Democratic fears still persist about “voting by mail”, fueled by such moves as Ohio’s Republican Secretary of State mailing absentee ballot applications to all state voters.

But today, Republicans are the fiercest opponents of the Oregon system. Their position seems to be this: more absentee ballots are fine, just don’t send them automatically to all voters. (So if 20 percent of voters utilize this method, the supposed fraud risk is “tolerable” – but if everyone does it, the republic is in grave danger?).
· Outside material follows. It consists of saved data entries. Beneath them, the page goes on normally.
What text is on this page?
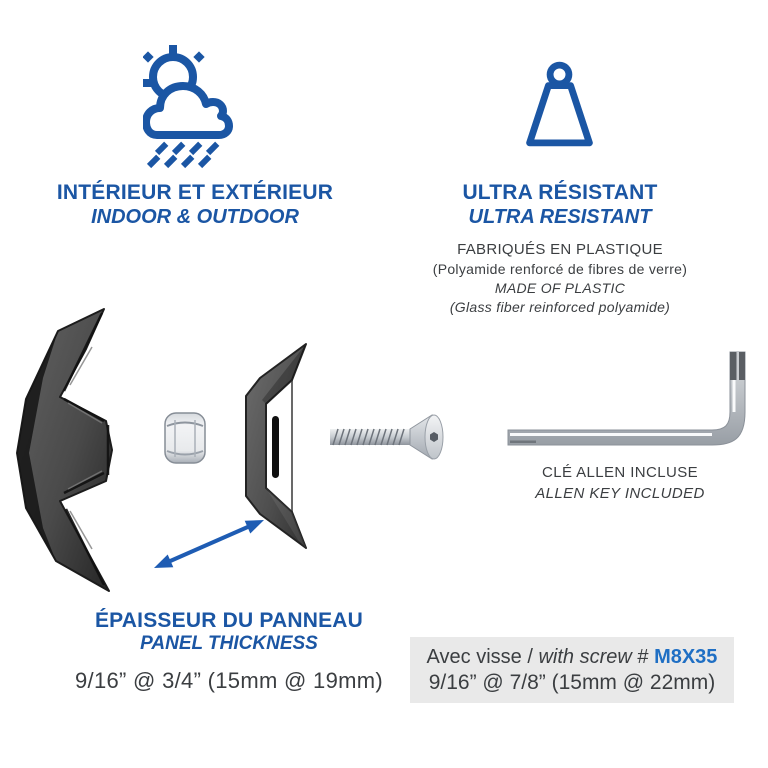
INTÉRIEUR ET EXTÉRIEUR
INDOOR & OUTDOOR
ULTRA RÉSISTANT
ULTRA RESISTANT
FABRIQUÉS EN PLASTIQUE
(Polyamide renforcé de fibres de verre)
MADE OF PLASTIC
(Glass fiber reinforced polyamide)
CLÉ ALLEN INCLUSE
ALLEN KEY INCLUDED
ÉPAISSEUR DU PANNEAU
PANEL THICKNESS
9/16” @ 3/4” (15mm @ 19mm)
Avec visse / with screw # M8X35
9/16” @ 7/8” (15mm @ 22mm)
Even worse, to avoid the most blatant of inconsistencies, Republicans in many states are now insisting that photo IDs accompany these returned absentee ballots — a “Steal my Identity” risk of far more interest to genuine criminals than ballots.

When voter turnout in elections drop – and plumbs levels that can truly be labeled “abysmal – there are still the same number of “winners.” Therein lies the rub: partisans – at times, on both sides – who prefer to play only to their respective bases.

The ultimate losers aren’t just voters, but the basic underpinnings of our democratic system. Voting is about participation – but it’s also about accountability. By voting, citizens have a tangible stake in the decisions – or lack thereof – of those who are elected. They aren’t just spectators.

Of course, there is no one “cure” for all that ails American democracy. But in terms of a reform that’s simple, familiar, and powerful, automatically sending every American voter his ballot — without their needing to ask for it – is a great place to start.

Phil Keisling

Phil Keisling, a Washington Monthly contributing editor, served as Oregon secretary of state (1991–99) and is currently the director of the Center for Public Service at Portland State University.